- Kevin McCollester
Updated: Oct 16, 2019
According to Wikipedia, Compound Interest is defined as "the addition of interest to the principal sum of a loan or deposit, or in other words, interest on interest." Albert Einstein purportedly said that "Compound interest is the eighth wonder of the world", and Benjamin Franklin said "Money makes money. And the money that money makes, makes money”.
So what exactly is compound interest and why is it so important a factor in wealth building?
Let's assume that a 30 year old begins to save and puts $500 every month into an account earning 5% interest and never takes any of the money out. The graph below shows you what that uninterrupted compound interest will do to that account. Notice how the volume of interest earned grows at an ever increasing rate. This is the "magic" of compound interest. After one year, you have saved $6,000 and earned $139.43 of interest. In year 30, the interest earned is over $20,000!! This is because you are earning interest on all of the prior years' deposits and interest on all of the interest earned in all of the prior years - just like Benjamin Franklin observed.
If we were to continue this process out for 100 years, the interest earned in the 100th year would be over $850,000!!! That is more than the total amount that was saved over that time period ($600,000).
While we all would love to be earning the interest on the right side of the graph, we cannot get there without starting on the left and allowing compound interest to do its thing.
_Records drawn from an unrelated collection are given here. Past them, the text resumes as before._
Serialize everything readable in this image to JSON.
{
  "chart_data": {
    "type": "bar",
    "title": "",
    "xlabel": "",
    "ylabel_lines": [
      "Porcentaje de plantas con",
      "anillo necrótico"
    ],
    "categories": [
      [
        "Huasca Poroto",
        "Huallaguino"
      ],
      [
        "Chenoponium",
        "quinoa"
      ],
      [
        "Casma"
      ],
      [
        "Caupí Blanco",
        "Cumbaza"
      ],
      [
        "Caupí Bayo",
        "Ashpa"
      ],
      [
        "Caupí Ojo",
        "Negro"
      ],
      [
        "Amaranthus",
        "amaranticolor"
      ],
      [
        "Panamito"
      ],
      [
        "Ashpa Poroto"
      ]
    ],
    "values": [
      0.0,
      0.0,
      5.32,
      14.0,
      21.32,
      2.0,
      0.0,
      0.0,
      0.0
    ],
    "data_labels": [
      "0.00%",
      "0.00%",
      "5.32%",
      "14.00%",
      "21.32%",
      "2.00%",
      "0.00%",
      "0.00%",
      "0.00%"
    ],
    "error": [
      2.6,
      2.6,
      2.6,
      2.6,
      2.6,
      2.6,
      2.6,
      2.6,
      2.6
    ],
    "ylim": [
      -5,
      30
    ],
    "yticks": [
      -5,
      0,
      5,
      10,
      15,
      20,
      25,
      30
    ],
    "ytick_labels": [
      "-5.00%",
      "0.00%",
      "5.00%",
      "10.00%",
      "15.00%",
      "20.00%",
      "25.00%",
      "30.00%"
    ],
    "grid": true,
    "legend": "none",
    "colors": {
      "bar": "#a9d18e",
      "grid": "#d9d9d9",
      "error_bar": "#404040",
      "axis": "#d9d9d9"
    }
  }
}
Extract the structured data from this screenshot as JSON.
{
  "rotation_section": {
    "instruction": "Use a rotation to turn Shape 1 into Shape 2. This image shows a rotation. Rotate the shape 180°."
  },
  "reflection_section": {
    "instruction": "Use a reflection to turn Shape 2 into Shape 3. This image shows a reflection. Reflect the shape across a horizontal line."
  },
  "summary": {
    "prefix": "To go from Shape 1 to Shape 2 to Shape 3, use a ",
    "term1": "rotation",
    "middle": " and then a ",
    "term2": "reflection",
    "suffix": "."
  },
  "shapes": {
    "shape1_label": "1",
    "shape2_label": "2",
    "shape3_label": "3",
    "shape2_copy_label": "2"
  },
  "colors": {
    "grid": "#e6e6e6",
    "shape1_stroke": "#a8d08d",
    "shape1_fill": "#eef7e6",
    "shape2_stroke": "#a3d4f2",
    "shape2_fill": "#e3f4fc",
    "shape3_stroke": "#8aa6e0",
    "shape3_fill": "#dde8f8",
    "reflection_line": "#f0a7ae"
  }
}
This exponential curve is also referred to as the "wealth curve". If we were able to take every penny that we ever earned and saved it, the curve would represent our "maximum potential" at any point in time. But as they say, "life gets in the way". If the above example of saving $500 per month was really our "car buying account", every time we took money out of the account to buy a car (for cash), we "fall off" the wealth curve.
This graph represents saving $500 per month and every 5 years buying a car for $25,000 in cash. Notice how at the end of 30 years, instead of having over $400,000, we would only have a little over $100,000. And yet we only spent $150,000 on cars (6 X $25,000). So by "falling off" the wealth curve and interrupting compound interest, we lost over $150,000 in interest!
So the key point here is to start saving early and let compounding work for you. When you implement the family banking strategy using a correctly constructed whole life policy, you are able to stay "on" the wealth curve because the cash value in your policy continues to grow at the same rate even if you borrow against it to make purchases.
Staying "on" the wealth curve is the key to financial freedom, not chasing higher returns in higher risk investment options. As Warren Buffet said, "Time is your friend, impulse is your enemy. Take advantage of compound interest and don’t be captivated by the siren song of the market."